12.5 No well shall be drilled by Lessee within two hundred (200) feet of any residence, barn, building, or similar structure now or hereafter owned or used by Lessor, or Lessor’s tenants or others permitted by Lessor to be on the Leased Premises.

12.6 Each year during February, Lessee shall furnish Lessor with an updated survey and reproducible Mylar-type map(s) showing the location on the Leased Premises as established by a registered surveyor of all wells drilled and of all pipe lines, tanks, roads, and other facilities placed or constructed thereon by Lessee or under Lessee’s direction during the preceding calendar year.

12.7 (a) Upon Lessor’s request, Lessee shall provide to Lessor information about the stimulation techniques used on the Leased Premises. If Lessor determines that such stimulation is detrimental to Lessor’s interest in the coal seam, Lessor shall notify Lessee. Lessor and Lessee shall then consult and determine an appropriate stimulation technique or practice sufficient to protect the coal seam. For the Mary Lee and the Blue Creek seams within the Oak Grove Mine Area and for such other seams within the Leased Premises as may be designated by

 

17


Lessor as being mineable, it shall be deemed an acceptable practice to hydraulically fracture said seams simultaneously using a total fluid volume up to 150,000 gallons per well and any volume above 150,000 gallons per well shall not be used without the prior written consent of Lessor. For simultaneous fracturing of said seams, fluid pumping rates shall not exceed thirty (30) barrels per minute and bottom-hole pressure shall not exceed 2500 psi except with the prior written consent of Lessor.
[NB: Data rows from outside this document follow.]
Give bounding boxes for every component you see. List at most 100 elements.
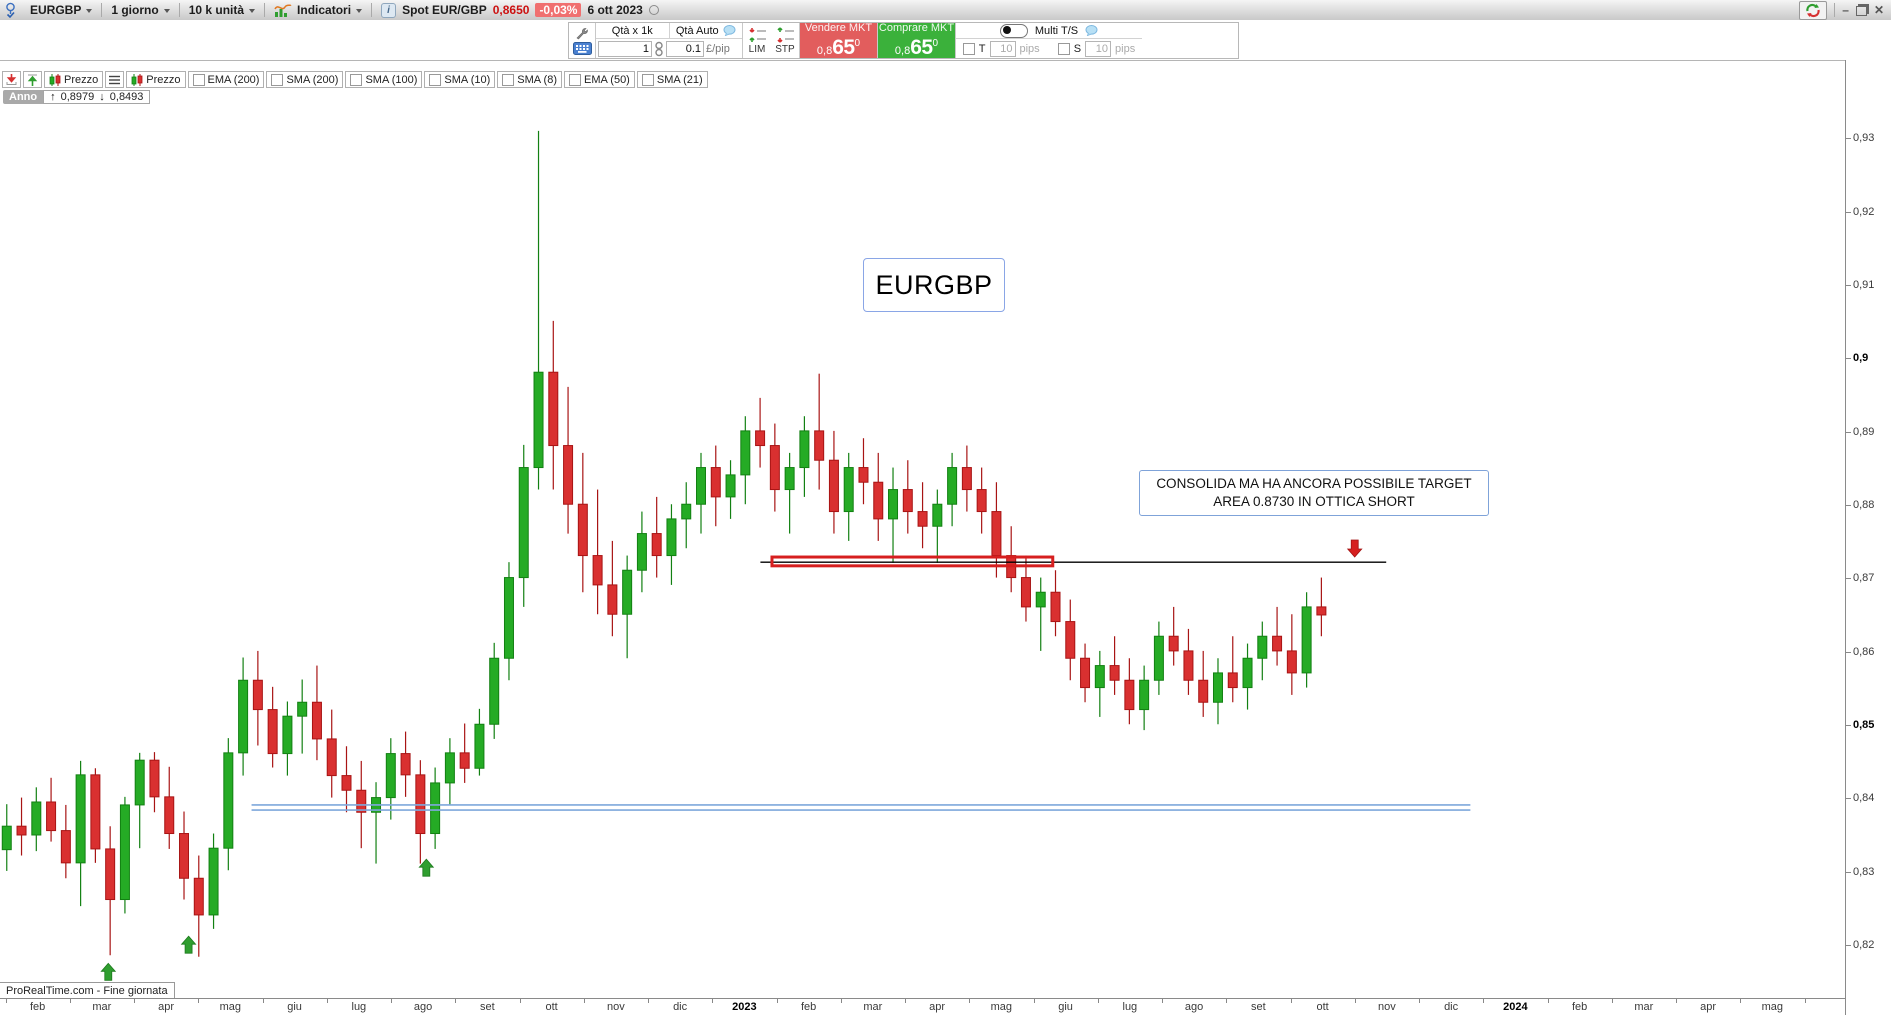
y-axis-tick — [1846, 798, 1851, 800]
candle-body — [1020, 577, 1031, 608]
indicator-toggle-sma-8-[interactable]: SMA (8) — [497, 71, 562, 88]
candle-body — [725, 474, 736, 498]
stoploss-checkbox[interactable] — [1057, 42, 1070, 55]
checkbox-icon[interactable] — [502, 73, 515, 86]
y-axis-label: 0,93 — [1853, 132, 1875, 145]
quantity-selector[interactable]: 10 k unità — [180, 0, 264, 20]
pin-icon[interactable] — [0, 0, 21, 20]
link-chain-icon[interactable] — [654, 41, 664, 57]
indicator-toggle-ema-50-[interactable]: EMA (50) — [564, 71, 635, 88]
x-axis-tick — [1097, 999, 1099, 1003]
checkbox-icon[interactable] — [271, 73, 284, 86]
sync-button[interactable] — [1799, 0, 1828, 20]
status-circle-icon — [648, 5, 659, 15]
candle-body — [769, 445, 780, 491]
candle-body — [1183, 650, 1194, 681]
qty-header: Qtà x 1k — [611, 24, 653, 37]
indicator-toggle-sma-100-[interactable]: SMA (100) — [345, 71, 423, 88]
price-overlay-legend[interactable]: Prezzo — [126, 71, 186, 88]
x-axis-tick — [1033, 999, 1035, 1003]
y-axis-label: 0,82 — [1853, 939, 1875, 951]
limit-label: LIM — [748, 43, 766, 55]
info-icon[interactable]: i — [381, 2, 397, 18]
buy-market-button[interactable]: Comprare MKT 0,8650 — [878, 22, 956, 59]
price-chart[interactable] — [0, 60, 1845, 998]
chart-note-box[interactable]: CONSOLIDA MA HA ANCORA POSSIBILE TARGET … — [1139, 470, 1489, 516]
candle-body — [90, 774, 101, 850]
keyboard-button[interactable] — [572, 41, 592, 56]
x-axis-tick — [969, 999, 971, 1003]
multi-ts-toggle[interactable] — [999, 23, 1028, 38]
x-axis[interactable]: feb mar apr mag giu lug ago set ott nov dic 2023 feb… — [0, 998, 1845, 1016]
checkbox-icon[interactable] — [192, 73, 205, 86]
quantity-label: 10 k unità — [188, 3, 245, 17]
y-axis[interactable]: 0,93 0,92 0,91 0,9 0,89 0,88 0,87 0,86 0,85 0,84 0… — [1845, 60, 1891, 1015]
price-settings-button[interactable] — [105, 71, 125, 88]
candle-body — [311, 701, 322, 740]
candle-body — [696, 467, 707, 505]
y-axis-tick — [1846, 578, 1851, 580]
checkbox-icon[interactable] — [429, 73, 442, 86]
target-pips-unit: pips — [1019, 42, 1040, 55]
candle-body — [917, 511, 928, 527]
stoploss-label: S — [1073, 42, 1082, 55]
y-axis-tick — [1846, 871, 1851, 873]
target-checkbox[interactable] — [962, 42, 975, 55]
checkbox-icon[interactable] — [350, 73, 363, 86]
candle-body — [1080, 657, 1091, 689]
indicator-toggle-sma-21-[interactable]: SMA (21) — [636, 71, 708, 88]
candle-body — [238, 679, 249, 754]
indicator-toggle-sma-200-[interactable]: SMA (200) — [266, 71, 344, 88]
quantity-input[interactable] — [598, 40, 652, 57]
price-overlay-label: Prezzo — [146, 73, 181, 86]
year-low-value: 0,8493 — [109, 91, 144, 103]
sell-arrow-button[interactable] — [2, 71, 21, 88]
indicators-label: Indicatori — [297, 3, 352, 17]
x-axis-label: feb — [29, 1001, 46, 1013]
quantity-section: Qtà x 1k Qtà Auto £/pip — [596, 23, 743, 58]
x-axis-tick — [198, 999, 200, 1003]
tool-strip: Qtà x 1k Qtà Auto £/pip — [0, 20, 1891, 61]
indicator-label: EMA (50) — [584, 73, 630, 86]
symbol-selector[interactable]: EURGBP — [21, 0, 101, 20]
chart-symbol-label: EURGBP — [875, 269, 993, 300]
buy-arrow-button[interactable] — [23, 71, 42, 88]
x-axis-label: ago — [413, 1001, 433, 1013]
indicator-toggle-sma-10-[interactable]: SMA (10) — [424, 71, 496, 88]
candle-body — [1316, 606, 1327, 616]
checkbox-icon[interactable] — [641, 73, 654, 86]
candle-body — [474, 723, 485, 769]
indicator-label: EMA (200) — [207, 73, 260, 86]
settings-wrench-button[interactable] — [572, 25, 592, 40]
indicator-toggle-ema-200-[interactable]: EMA (200) — [187, 71, 265, 88]
stop-order-button[interactable]: STP — [775, 26, 795, 55]
target-pips-input[interactable] — [989, 40, 1016, 57]
indicators-chart-icon — [274, 3, 292, 17]
x-axis-tick — [1483, 999, 1485, 1003]
year-range-badge: Anno — [3, 90, 44, 104]
x-axis-tick — [776, 999, 778, 1003]
indicator-label: SMA (8) — [517, 73, 557, 86]
close-button[interactable]: ✕ — [1873, 3, 1884, 17]
chart-symbol-label-box[interactable]: EURGBP — [863, 258, 1005, 312]
minimize-button[interactable]: – — [1842, 3, 1849, 17]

(b) If, in its good faith judgment as a prudent coal operator, Lessor determines that any operations pursuant to this Lease are detrimental to the present or future mineability of any mineable coal seams, whether such harm is physical or due to regulatory considerations, Lessor may require that no further operations of Lessee be conducted in the seams and areas affected without the prior written consent of Lessor.